Objective: To determine the hazard risk of developing or worsening heart failure in rheumatoid arthritis (RA) patients treated with tumor necrosis factor alpha (TNFalpha) inhibitors.
Methods: RA patients ages 18-75 years who started treatment with infliximab, etanercept, or adalimumab (n = 2,757), or conventional disease-modifying antirheumatic drugs (controls; n = 1,491) at the time of enrollment in a German biologics register were studied. Cox proportional hazards models were applied to investigate the influence of disease-related and treatment-specific risk factors on the incidence or worsening of heart failure.
Results: The 3-year incidence rates of heart failure in patients with and patients without cardiovascular disease at the start of treatment were 2.2% and 0.4%, respectively. After adjustment for traditional cardiovascular risk factors, an increased risk of developing heart failure was found in patients who had a higher 28-joint Disease Activity Score at followup (hazard ratio [HR] 1.47 [95% confidence interval 1.07-2.02], P = 0.019). A residual nonsignificant risk related to treatment with TNFalpha inhibitors remained (adjusted HR 1.66 [95% confidence interval 0.67-4.1], P = 0.28). This residual risk was balanced by the efficacy of the anti-TNF treatment. When only baseline characteristics were taken into account, the HR related to TNFalpha inhibitor treatment decreased to 0.70 (95% confidence interval 0.27-1.84).

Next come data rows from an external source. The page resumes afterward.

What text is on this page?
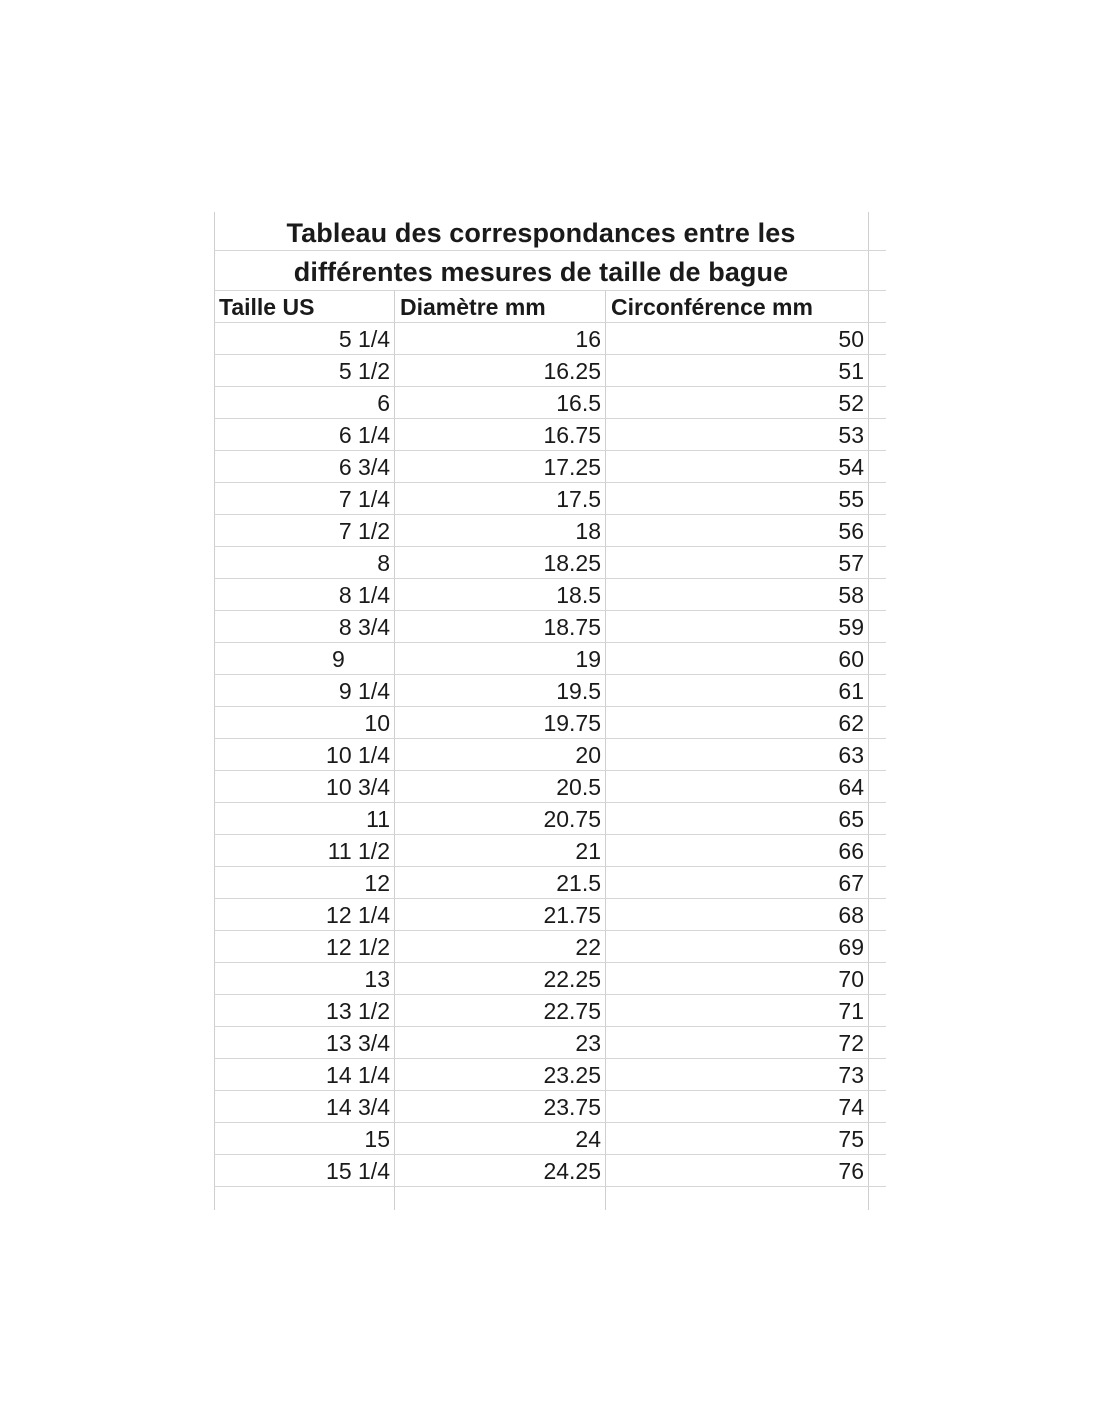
Tableau des correspondances entre les
différentes mesures de taille de bague
Taille US	Diamètre mm	Circonférence mm
5 1/4	16	50
5 1/2	16.25	51
6	16.5	52
6 1/4	16.75	53
6 3/4	17.25	54
7 1/4	17.5	55
7 1/2	18	56
8	18.25	57
8 1/4	18.5	58
8 3/4	18.75	59
9	19	60
9 1/4	19.5	61
10	19.75	62
10 1/4	20	63
10 3/4	20.5	64
11	20.75	65
11 1/2	21	66
12	21.5	67
12 1/4	21.75	68
12 1/2	22	69
13	22.25	70
13 1/2	22.75	71
13 3/4	23	72
14 1/4	23.25	73
14 3/4	23.75	74
15	24	75
15 1/4	24.25	76
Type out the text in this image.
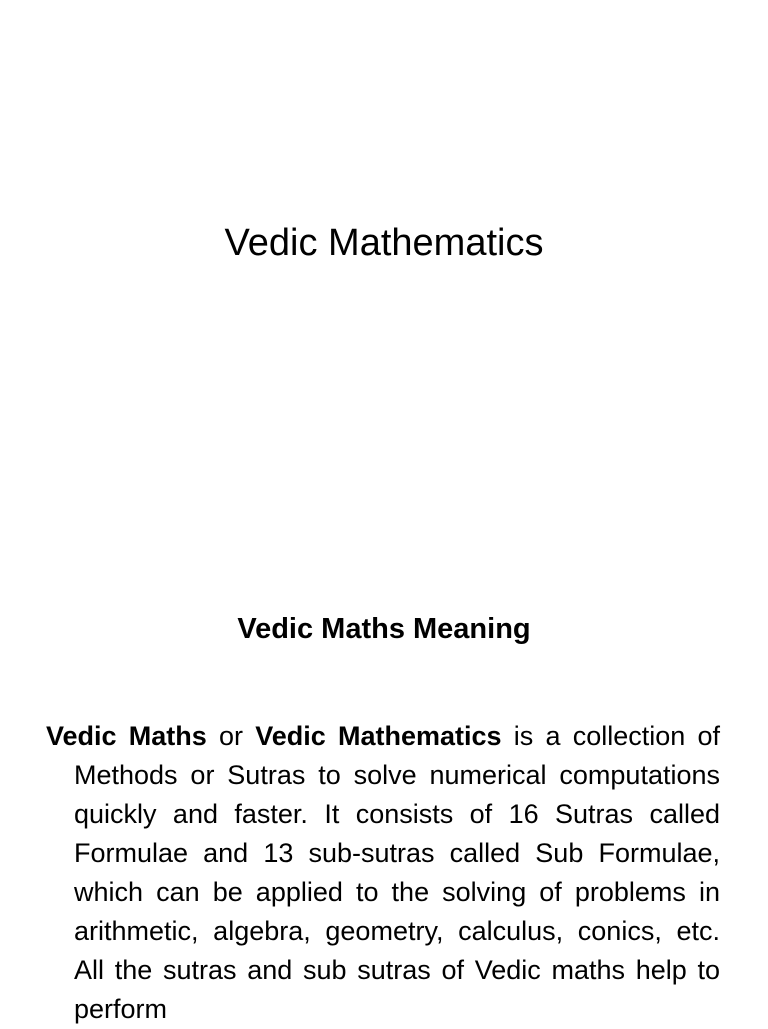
Vedic Mathematics
Vedic Maths Meaning

Vedic Maths or Vedic Mathematics is a collection of Methods or Sutras to solve numerical computations quickly and faster. It consists of 16 Sutras called Formulae and 13 sub-sutras called Sub Formulae, which can be applied to the solving of problems in arithmetic, algebra, geometry, calculus, conics, etc. All the sutras and sub sutras of Vedic maths help to perform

Conclusion: The findings of this study indicate that TNFalpha inhibitor treatment that effectively reduces the inflammatory activity of RA is more likely to be beneficial than harmful with regard to the risk of heart failure, especially if there is no concomitant therapy with glucocorticoids or cyclooxygenase 2 inhibitors. Furthermore, the data suggest that TNFalpha inhibition does not increase the risk of worsening of prevalent heart failure.